Maybe your company specializes in aerospace or medical components, and you need to produce complex geometries in metals too tough to cut via conventional machining methods. Or maybe you work in or own a tool and cutter shop, and are looking for faster, more cost-effective ways to produce drills, end mills, and form tools. Whatever the reason, and whatever the requirement, you’re in luck. As with most metalworking technologies, grinding—more properly called abrasive machining—has improved greatly in recent years.
How so? For starters, grinding wheel manufacturers have developed new bonds and superabrasives
that clearly deserve the title “super,” capable of removing more material in less time than ever before. And grinding machine manufacturers are delivering ever more capable equipment, rigid and powerful enough to take full advantage of those advanced abrasives, while adding smart features like automation, remote monitoring and intelligent software systems to their machine tools.
Simply put, grinding has entered a new era of productivity and part accuracy; if you’re not taking advantage of it, you could be missing out on significant opportunities for process improvement, increased product quality, and a boost in the bottom line.

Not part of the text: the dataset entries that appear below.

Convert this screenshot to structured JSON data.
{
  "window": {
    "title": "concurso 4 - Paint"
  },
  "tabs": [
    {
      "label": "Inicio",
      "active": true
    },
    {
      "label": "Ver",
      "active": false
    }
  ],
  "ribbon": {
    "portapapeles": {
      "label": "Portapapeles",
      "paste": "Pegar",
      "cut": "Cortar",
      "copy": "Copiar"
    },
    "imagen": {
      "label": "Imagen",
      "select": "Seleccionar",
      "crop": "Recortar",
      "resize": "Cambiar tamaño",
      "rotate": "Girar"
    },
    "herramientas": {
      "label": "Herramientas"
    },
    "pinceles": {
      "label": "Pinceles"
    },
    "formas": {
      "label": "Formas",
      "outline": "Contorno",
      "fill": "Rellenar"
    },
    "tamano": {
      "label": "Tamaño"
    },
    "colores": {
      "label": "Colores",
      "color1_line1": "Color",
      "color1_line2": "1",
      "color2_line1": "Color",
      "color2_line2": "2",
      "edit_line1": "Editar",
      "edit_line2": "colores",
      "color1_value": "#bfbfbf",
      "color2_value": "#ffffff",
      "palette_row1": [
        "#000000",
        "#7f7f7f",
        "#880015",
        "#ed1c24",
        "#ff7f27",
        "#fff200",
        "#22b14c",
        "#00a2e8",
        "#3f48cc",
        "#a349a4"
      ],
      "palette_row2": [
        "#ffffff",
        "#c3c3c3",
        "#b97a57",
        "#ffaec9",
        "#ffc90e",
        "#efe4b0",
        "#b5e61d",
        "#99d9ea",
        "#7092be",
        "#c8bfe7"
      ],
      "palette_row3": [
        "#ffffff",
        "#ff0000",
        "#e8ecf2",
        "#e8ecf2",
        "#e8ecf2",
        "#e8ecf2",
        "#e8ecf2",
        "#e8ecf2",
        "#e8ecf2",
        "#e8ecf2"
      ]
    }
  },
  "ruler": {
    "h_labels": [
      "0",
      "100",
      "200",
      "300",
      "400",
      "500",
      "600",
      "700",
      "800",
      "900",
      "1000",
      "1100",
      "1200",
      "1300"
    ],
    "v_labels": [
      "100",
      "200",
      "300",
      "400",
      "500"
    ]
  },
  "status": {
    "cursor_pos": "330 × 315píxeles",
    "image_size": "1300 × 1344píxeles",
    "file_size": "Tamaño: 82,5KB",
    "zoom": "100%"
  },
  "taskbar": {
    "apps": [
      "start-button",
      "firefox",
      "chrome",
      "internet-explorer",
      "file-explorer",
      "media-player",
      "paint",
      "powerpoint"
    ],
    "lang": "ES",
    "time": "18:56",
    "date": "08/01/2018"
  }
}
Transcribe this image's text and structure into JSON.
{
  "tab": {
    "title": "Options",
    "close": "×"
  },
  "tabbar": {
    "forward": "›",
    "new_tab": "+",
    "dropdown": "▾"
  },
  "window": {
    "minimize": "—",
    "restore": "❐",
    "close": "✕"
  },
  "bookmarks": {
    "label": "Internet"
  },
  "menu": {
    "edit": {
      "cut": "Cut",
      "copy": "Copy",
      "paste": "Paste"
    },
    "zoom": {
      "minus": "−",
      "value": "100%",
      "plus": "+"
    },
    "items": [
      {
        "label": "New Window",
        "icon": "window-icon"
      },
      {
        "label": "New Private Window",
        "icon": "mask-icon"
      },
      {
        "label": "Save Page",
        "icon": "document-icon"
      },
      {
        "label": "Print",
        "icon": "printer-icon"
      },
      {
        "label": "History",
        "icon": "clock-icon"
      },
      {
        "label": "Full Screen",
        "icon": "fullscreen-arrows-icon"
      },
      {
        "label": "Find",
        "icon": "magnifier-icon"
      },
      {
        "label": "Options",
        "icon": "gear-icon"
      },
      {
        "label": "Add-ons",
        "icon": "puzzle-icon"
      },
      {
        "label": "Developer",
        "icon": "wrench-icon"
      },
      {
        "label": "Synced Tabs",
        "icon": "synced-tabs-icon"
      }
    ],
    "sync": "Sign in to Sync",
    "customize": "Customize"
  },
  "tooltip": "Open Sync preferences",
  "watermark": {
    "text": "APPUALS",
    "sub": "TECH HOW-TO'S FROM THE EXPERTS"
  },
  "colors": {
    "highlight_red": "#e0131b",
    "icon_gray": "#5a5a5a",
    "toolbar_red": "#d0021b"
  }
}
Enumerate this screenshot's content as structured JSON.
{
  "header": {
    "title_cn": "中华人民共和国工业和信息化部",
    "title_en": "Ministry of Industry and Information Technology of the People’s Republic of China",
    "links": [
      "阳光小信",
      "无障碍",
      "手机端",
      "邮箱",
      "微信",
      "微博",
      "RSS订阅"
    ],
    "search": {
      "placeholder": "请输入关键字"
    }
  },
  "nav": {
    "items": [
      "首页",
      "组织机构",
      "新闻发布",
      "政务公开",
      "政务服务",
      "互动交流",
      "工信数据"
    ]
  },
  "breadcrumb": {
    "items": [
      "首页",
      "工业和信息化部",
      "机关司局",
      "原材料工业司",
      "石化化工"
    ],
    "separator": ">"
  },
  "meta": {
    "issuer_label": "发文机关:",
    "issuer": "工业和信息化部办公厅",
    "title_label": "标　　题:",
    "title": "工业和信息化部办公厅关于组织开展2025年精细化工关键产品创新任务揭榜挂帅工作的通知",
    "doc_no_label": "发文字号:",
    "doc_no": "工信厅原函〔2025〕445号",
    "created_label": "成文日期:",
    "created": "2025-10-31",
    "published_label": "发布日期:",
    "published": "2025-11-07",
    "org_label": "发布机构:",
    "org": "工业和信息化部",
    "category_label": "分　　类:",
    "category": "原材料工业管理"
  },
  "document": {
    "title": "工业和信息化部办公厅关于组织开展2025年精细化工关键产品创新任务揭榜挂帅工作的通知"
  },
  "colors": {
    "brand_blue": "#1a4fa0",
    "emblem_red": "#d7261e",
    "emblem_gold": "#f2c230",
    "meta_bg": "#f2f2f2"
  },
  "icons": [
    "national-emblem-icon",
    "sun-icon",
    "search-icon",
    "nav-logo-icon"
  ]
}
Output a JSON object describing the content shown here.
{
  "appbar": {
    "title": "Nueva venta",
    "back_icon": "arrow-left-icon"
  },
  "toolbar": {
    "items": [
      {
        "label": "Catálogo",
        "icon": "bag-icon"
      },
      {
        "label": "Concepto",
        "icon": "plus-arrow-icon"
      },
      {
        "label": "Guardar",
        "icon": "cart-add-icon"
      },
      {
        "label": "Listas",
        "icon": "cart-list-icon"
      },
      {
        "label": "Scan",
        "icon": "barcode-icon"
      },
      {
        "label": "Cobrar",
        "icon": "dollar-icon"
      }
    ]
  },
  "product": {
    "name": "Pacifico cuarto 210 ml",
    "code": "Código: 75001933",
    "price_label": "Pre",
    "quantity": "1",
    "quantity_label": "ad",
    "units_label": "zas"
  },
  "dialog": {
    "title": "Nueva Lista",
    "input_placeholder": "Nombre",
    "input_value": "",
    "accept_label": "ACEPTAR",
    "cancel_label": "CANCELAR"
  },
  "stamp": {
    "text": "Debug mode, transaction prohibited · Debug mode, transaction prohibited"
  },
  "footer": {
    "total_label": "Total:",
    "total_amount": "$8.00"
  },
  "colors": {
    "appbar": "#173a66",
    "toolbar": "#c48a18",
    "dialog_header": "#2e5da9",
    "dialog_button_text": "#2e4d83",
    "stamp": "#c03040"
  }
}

A key driver for this is a shortage of qualified machinists. That’s according to Shane Farrant, national product manager for grinders at JTEKT Toyoda Americas Corp., Arlington Heights, Ill., who added that making the human-machine interface (HMI) easier to understand is a necessary first step towards minimizing the effects of a less-skilled labor force.
“A simpler, more intuitive HMI is one of the many machine enhancements we’ve developed for our lineup of universal, cylindrical, camshaft, and crankshaft grinding machines,” he said. “This means a user-friendly format, with greater reliance on pictures and other graphics to aid setup and programming procedures.”
There’s also been a big push towards an Internet of Things-based (IoT) working environment. For example, the diagnostics page on Toyoda’s TOYOPUC touch control displays coolant levels, machine vibration, oil temperature—anything that might translate to poor part quality or create a production issue will send an immediate alert to whoever’s responsible for fixing it. In addition, it’s possible to collect this information from the machine control and push it to a networked database for historical analysis.
Another timesaving feature is the automatic generation of alternative programs, which an operator can call up if there’s a process-related problem. JTEKT Toyoda Proposal Engineering Manager Steve Earley said this conversational control option is available on the company’s GE6 roll grinder, a machine that has also benefited from some modifications to the casting, motors, and other components, all designed to reduce vibration and increase machine accuracy in this specialty application.
The materials used to make the lithium batteries used in electric vehicles are quite thin, he explained, and the rolls producing this material must therefore be extremely accurate, with very fine surface finishes. “When an operator is setting up the machine, the control will present a generalized program to start with, as well as two alternates—one that’s more aggressive for faster cycle times, and a more conservative program that produces better surface finishes,” Earley said. “Based on the initial results, the operator can easily decide to switch to whichever set of machining parameters provides the best part in the shortest time possible.”